Die stationsbasierten Carsharing-Dienste sind insgesamt weniger flexibel. Für die schnelle und spontane Fahrt vom Restaurant nach Hause, sind sie nicht geeignet. Die im Vergleich zum Carsharing nach dem Freefloating-Prinzip lange Reservierungszeit garantiert dann aber, dass mir an einem bestimmten Tag zu einer bestimmten Uhrzeit auch ein bestimmtes Fahrzeug zur Verfügung steht. Da die Fahrzeuge zum Ende ihrer Mietzeit wieder an einen bestimmten Parkplatz zurückgegeben werden müssen, stellt die Größe der Fahrzeuge kein Problem bei der Parkplatzsuche dar. Zudem haben sowohl Flinkster als auch Citeecar kein abgegrenztes Geschäftsgebiet und könnten auch für kürzere Auslandsreisen benutzt werden. 
Citeecar punktet – im direkten Vergleich zu Flinkster – mit beinahe schon Kampfpreisen. Für längere, geplante Fahrten und für den Transport kleinerer Möbel oder größerer Einkäufe, ist es ideal. Der Kia Rio ist einfach aber zweckmäßig. Die detaillierte Schadensbetrachtung vor und nach der Fahrt ist zwar nachvollziehbar, aber dennoch ein nerviger Zeitfresser. Ein Sicherheitspakt kann vor der Fahrt für 75 Cent hinzugebucht werden und reduziert die Selbstbeteiligung im Schadensfall, die sich sonst auf 500 Euro belaufen würde. Parken, tanken und eventuell waschen muss der Nutzer das Auto selbst. Ab einem Kraftstofffüllstand von unter 25 Prozent muss getankt werden, sonst wird eine Strafgebühr fällig.

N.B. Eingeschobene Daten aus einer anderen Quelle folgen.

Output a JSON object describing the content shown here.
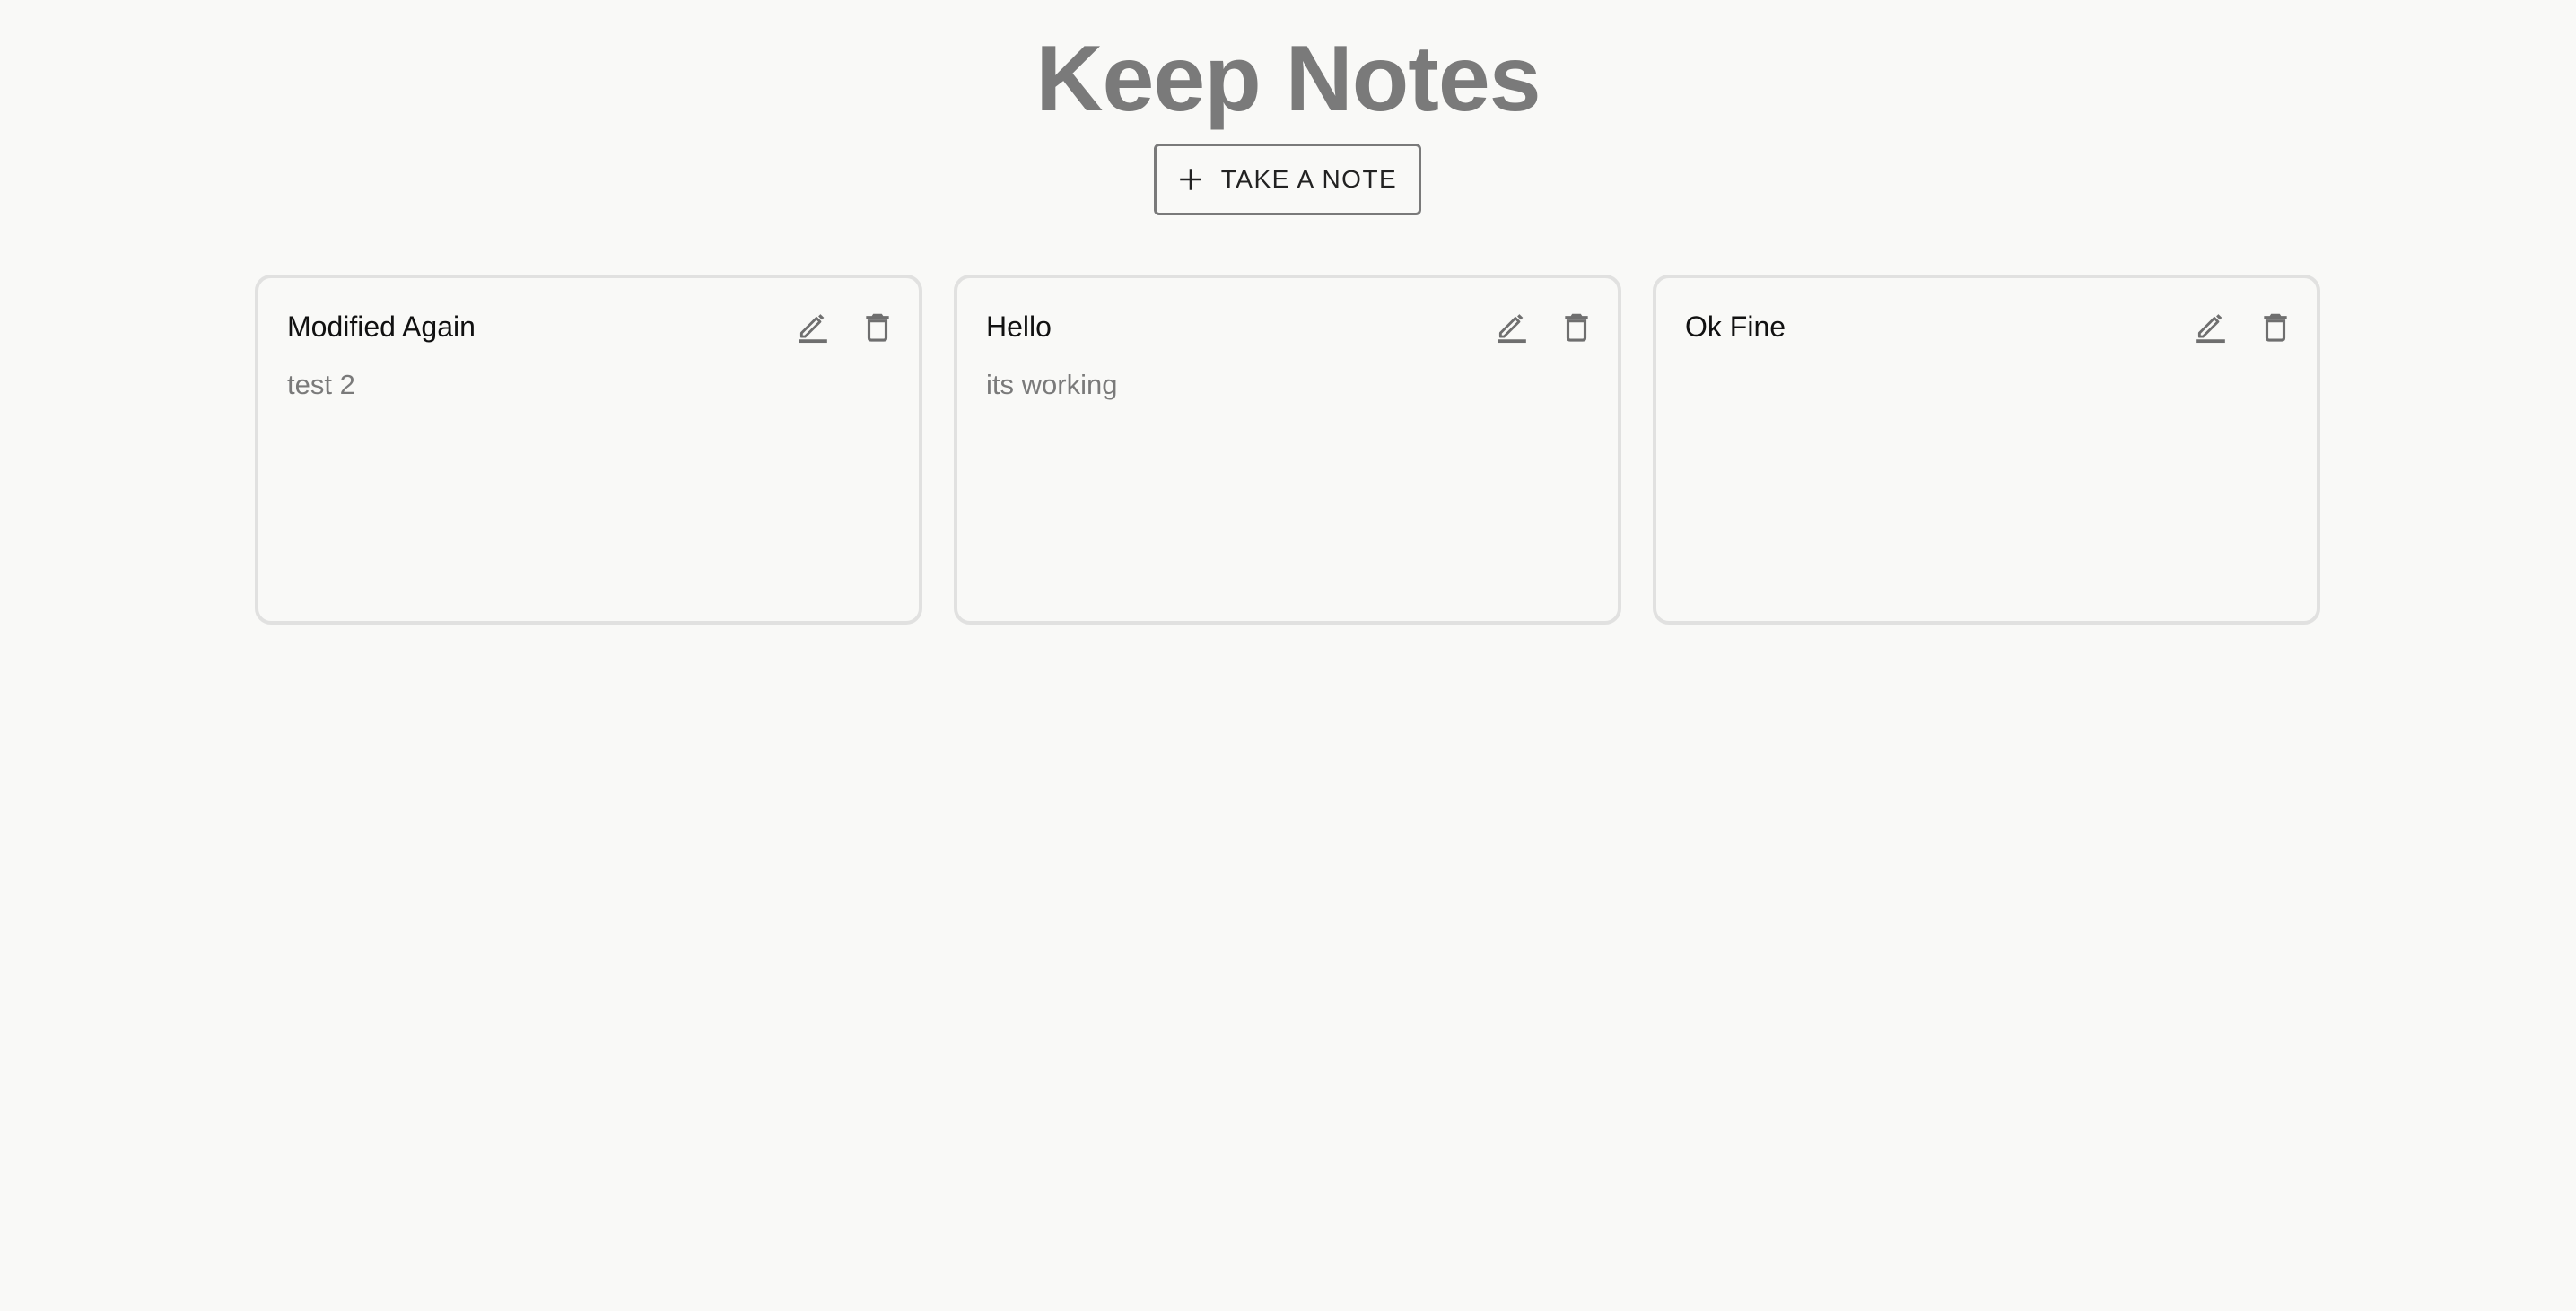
{
  "header": {
    "title": "Keep Notes",
    "take_note_label": "TAKE A NOTE"
  },
  "icons": {
    "add": "plus-icon",
    "edit": "pencil-icon",
    "delete": "trash-icon"
  },
  "colors": {
    "background": "#f9f9f7",
    "title": "#7a7a7a",
    "card_border": "#e1e1e0",
    "icon": "#6f6f6f"
  },
  "notes": [
    {
      "title": "Modified Again",
      "body": "test 2"
    },
    {
      "title": "Hello",
      "body": "its working"
    },
    {
      "title": "Ok Fine",
      "body": ""
    }
  ]
}
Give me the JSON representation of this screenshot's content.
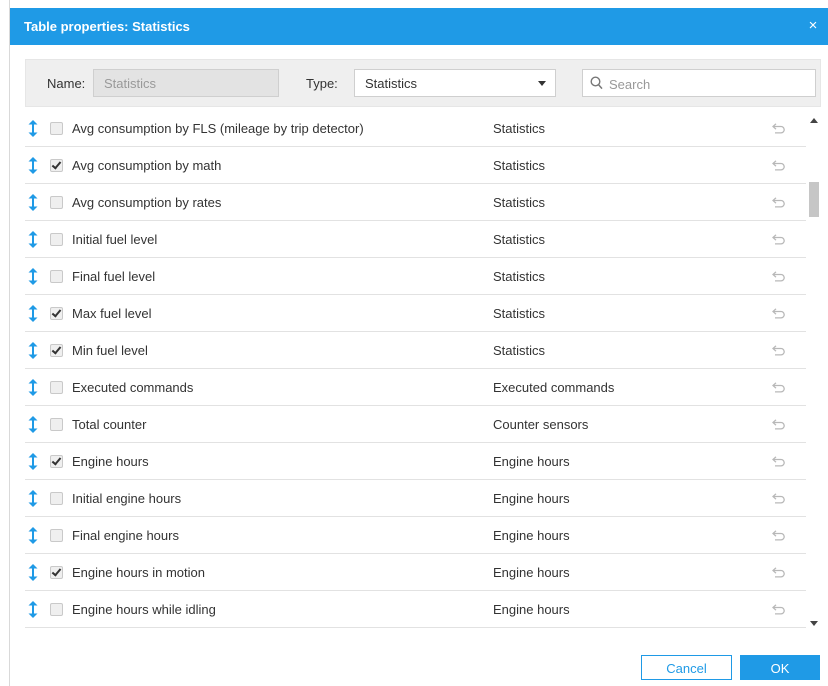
{
  "dialog": {
    "title": "Table properties: Statistics",
    "close_symbol": "×"
  },
  "filters": {
    "name_label": "Name:",
    "name_value": "Statistics",
    "type_label": "Type:",
    "type_value": "Statistics",
    "search_placeholder": "Search"
  },
  "rows": [
    {
      "name": "Avg consumption by FLS (mileage by trip detector)",
      "type": "Statistics",
      "checked": false
    },
    {
      "name": "Avg consumption by math",
      "type": "Statistics",
      "checked": true
    },
    {
      "name": "Avg consumption by rates",
      "type": "Statistics",
      "checked": false
    },
    {
      "name": "Initial fuel level",
      "type": "Statistics",
      "checked": false
    },
    {
      "name": "Final fuel level",
      "type": "Statistics",
      "checked": false
    },
    {
      "name": "Max fuel level",
      "type": "Statistics",
      "checked": true
    },
    {
      "name": "Min fuel level",
      "type": "Statistics",
      "checked": true
    },
    {
      "name": "Executed commands",
      "type": "Executed commands",
      "checked": false
    },
    {
      "name": "Total counter",
      "type": "Counter sensors",
      "checked": false
    },
    {
      "name": "Engine hours",
      "type": "Engine hours",
      "checked": true
    },
    {
      "name": "Initial engine hours",
      "type": "Engine hours",
      "checked": false
    },
    {
      "name": "Final engine hours",
      "type": "Engine hours",
      "checked": false
    },
    {
      "name": "Engine hours in motion",
      "type": "Engine hours",
      "checked": true
    },
    {
      "name": "Engine hours while idling",
      "type": "Engine hours",
      "checked": false
    }
  ],
  "footer": {
    "cancel_label": "Cancel",
    "ok_label": "OK"
  },
  "icons": {
    "drag": "drag-handle-icon",
    "reset": "reset-icon",
    "search": "search-icon"
  },
  "colors": {
    "accent": "#1f9ae6",
    "reset_icon": "#b8b8b8"
  }
}
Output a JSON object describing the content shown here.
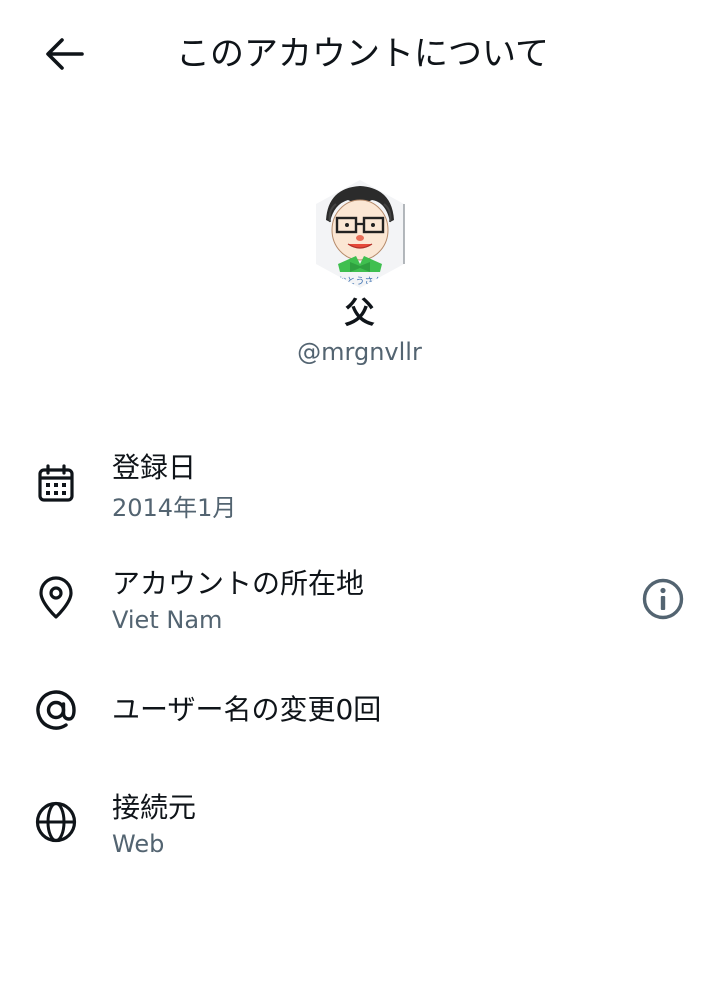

Flinkster bietet die größte Auswahl an unterschiedlichen Wagen. Vom kleinen Smart bis zum noblen Audi oder dem geräumigen Mercedes Kombi ist alles verfügbar. Sogar Transporter können angemietet werden. Dementsprechend ist die Preisgestaltung unübersichtlicher, jedes Auto kostet pro Stunde einen anderen Betrag, die Kilometerpauschalen variieren nach Modell. Die Anmeldeprozedur war aufwändiger als bei den Konkurrenten, die Anmeldegebühr von 50 Euro für Normalsterbliche ohne BahnCard ist mit Abstand die höchste unter den getesteten Anbietern. Ebenso verhält es sich mit der Selbstbeteiligung im Schadensfall, die beträgt regulär 1.500 Euro, mit einem Sicherheitspakt, das nur für ein ganzes Jahr für 90 Euro gebucht werden kann, reduziert sie sich auf 300 Euro. Getankt und gepflegt wird der Wagen von Flinkster selbst, was auch hier im Preis enthalten ist.
Interessant ist, dass Flinkster als einziger Anbieter in Hamburg auch Elektro-Fahrzeuge zur Verfügung stellt. Von insgesamt 130 Wagen zwar nur zwei kleine E-Smart, aber immerhin ein löblicher Anfang.